Each status update drops out of different fans’ News Feeds at different times, depending on how long Facebook’s algorithm EdgeRank calculates that particular fan will be interested in that particular status update. Then, the best we can do is look at how each status update performs across all your fans’ News Feeds.
You’ll actually see a slowdown in new impressions, clicks, likes and comments as a post starts dropping out of News Feeds. The following graphs show cumulative numbers, so when the graph flattens, the post has dropped out of News Feeds.

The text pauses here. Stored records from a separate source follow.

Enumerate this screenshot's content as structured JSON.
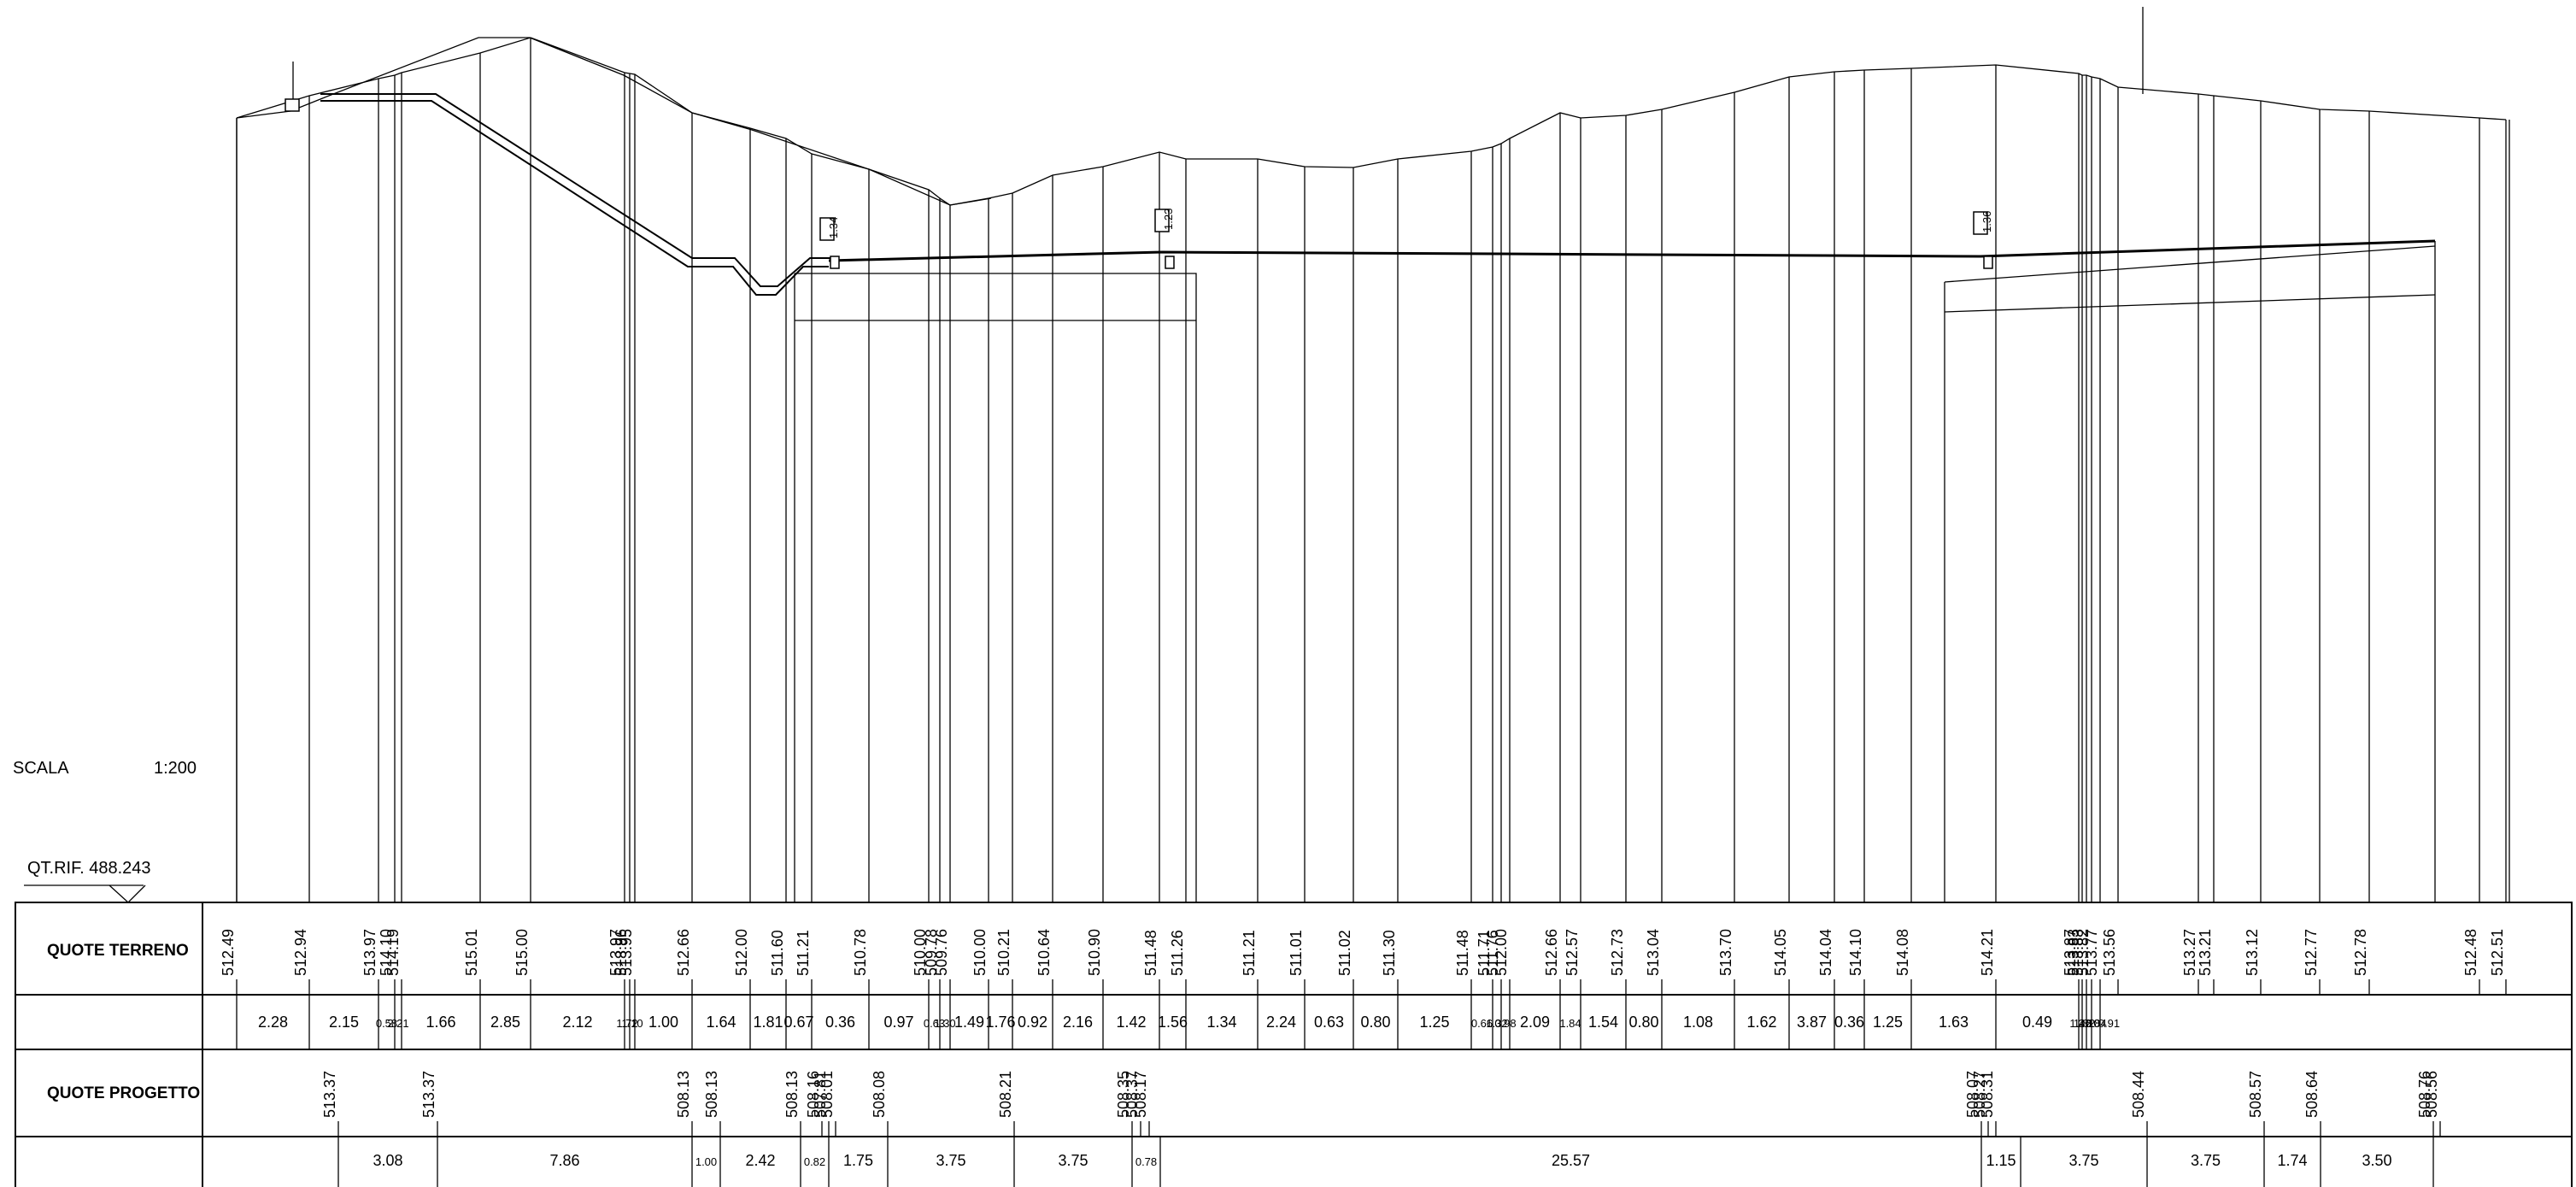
{
  "scale": {
    "label": "SCALA",
    "value": "1:200"
  },
  "reference": {
    "label": "QT.RIF. 488.243"
  },
  "rows": {
    "terrain_label": "QUOTE TERRENO",
    "design_label": "QUOTE PROGETTO"
  },
  "terrain_elevations": [
    "512.49",
    "512.94",
    "513.97",
    "514.10",
    "514.19",
    "515.01",
    "515.00",
    "513.97",
    "513.96",
    "513.95",
    "512.66",
    "512.00",
    "511.60",
    "511.21",
    "510.78",
    "510.00",
    "509.78",
    "509.76",
    "510.00",
    "510.21",
    "510.64",
    "510.90",
    "511.48",
    "511.26",
    "511.21",
    "511.01",
    "511.02",
    "511.30",
    "511.48",
    "511.71",
    "511.76",
    "512.00",
    "512.66",
    "512.57",
    "512.73",
    "513.04",
    "513.70",
    "514.05",
    "514.04",
    "514.10",
    "514.08",
    "514.21",
    "513.87",
    "513.83",
    "513.83",
    "513.82",
    "513.77",
    "513.56",
    "513.27",
    "513.21",
    "513.12",
    "512.77",
    "512.78",
    "512.48",
    "512.51"
  ],
  "terrain_distances": [
    "2.28",
    "2.15",
    "0.58",
    "2.21",
    "1.66",
    "2.85",
    "2.12",
    "1.72",
    "1.10",
    "1.00",
    "1.64",
    "1.81",
    "0.67",
    "0.36",
    "0.97",
    "0.63",
    "1.30",
    "1.49",
    "1.76",
    "0.92",
    "2.16",
    "1.42",
    "1.56",
    "1.34",
    "2.24",
    "0.63",
    "0.80",
    "1.25",
    "0.66",
    "1.32",
    "0.98",
    "2.09",
    "1.84",
    "1.54",
    "0.80",
    "1.08",
    "1.62",
    "3.87",
    "0.36",
    "1.25",
    "1.63",
    "0.49",
    "1.46",
    "1.82",
    "2.10",
    "2.84",
    "0.91"
  ],
  "design_elevations": [
    "513.37",
    "513.37",
    "508.13",
    "508.13",
    "508.13",
    "508.16",
    "507.81",
    "508.01",
    "508.08",
    "508.21",
    "508.35",
    "508.37",
    "508.17",
    "508.07",
    "508.27",
    "508.31",
    "508.44",
    "508.57",
    "508.64",
    "508.76",
    "508.56"
  ],
  "design_distances": [
    "3.08",
    "7.86",
    "1.00",
    "2.42",
    "0.82",
    "1.75",
    "3.75",
    "3.75",
    "0.78",
    "25.57",
    "1.15",
    "3.75",
    "3.75",
    "1.74",
    "3.50"
  ],
  "design_marks": [
    "1.34",
    "1.23",
    "1.36"
  ],
  "legend_colors": {
    "line": "#000000",
    "background": "#ffffff"
  }
}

Each of these metrics has pros and cons.
1. Impressions per-post: Impressions per-post is a single aggregate count of how many times a particular status update has been viewed. Facebook updates this number as more and more people view the post; however, it often won’t update for several hours at a time when Facebook’s computers are calculating for millions of posts across millions of fan pages. On the bright side, when it works, it’s great — you can literally watch as your post gets viewed by fans.
2. Comments per-post: All the comments on any status update are time-stamped, so you can measure on a minute-by-minute basis exactly when a fan saw the status update. Unfortunately, most status updates receive so few comments that there aren’t enough data points to determine whether your fans are choosing not to comment or simply aren’t seeing the post in their News Feeds.
3. Likes per-post: In general, this is the most accurate way to see when your status update starts dropping out of News Feeds. Facebook updates the post’s like count in near real time, so it’s more reliable than the post impression count. And because posts tend to get more likes than comments, the data presents an accurate picture of how long a post stayed in News Feeds. On the other hand, likes aren’t time-stamped, so you have to check the like count regularly to see when new likes are added.
So how do I actually measure?
Post a status update. Every hour, record the number of impressions, likes and comments. Figure out when the rate of new impressions or likes slows down.
Try recording all the raw data in Excel, then graph the data just like you see above. Visually estimate the post lifetime based on when the graph flattens out.
After you calculate the post lifetime for 10-20 posts, you’ll start to generate an average post lifetime unique to your fan page.
What’s the average post lifetime?
I don’t know.
However, I surveyed 20 posts across five fan pages that had 2 million+ fans, and calculated an average post lifetime of 22 hours, 51 minutes. Theoretically, this implies most fan pages shouldn’t post more than once a day.
I strongly recommend keeping track of your posts in real-time because post lifetimes vary widely, even across the same fan page. In my sample of twenty posts, the shortest post lasted only 10 hours, while the longest post lasted a full 50 hours!
If you weren’t tracking those posts, you would have been invisible in the News Feed for 13 hours when the post flopped at the 10-hour mark. Similarly, you could have delayed your next post when the high-performing post showed no sign of slowing down.
Lastly, feel free to experiment and break the rules.
You won’t know if your fans respond better to a different posting strategy until you try it. Use these analytics to augment your intelligence, not replace it.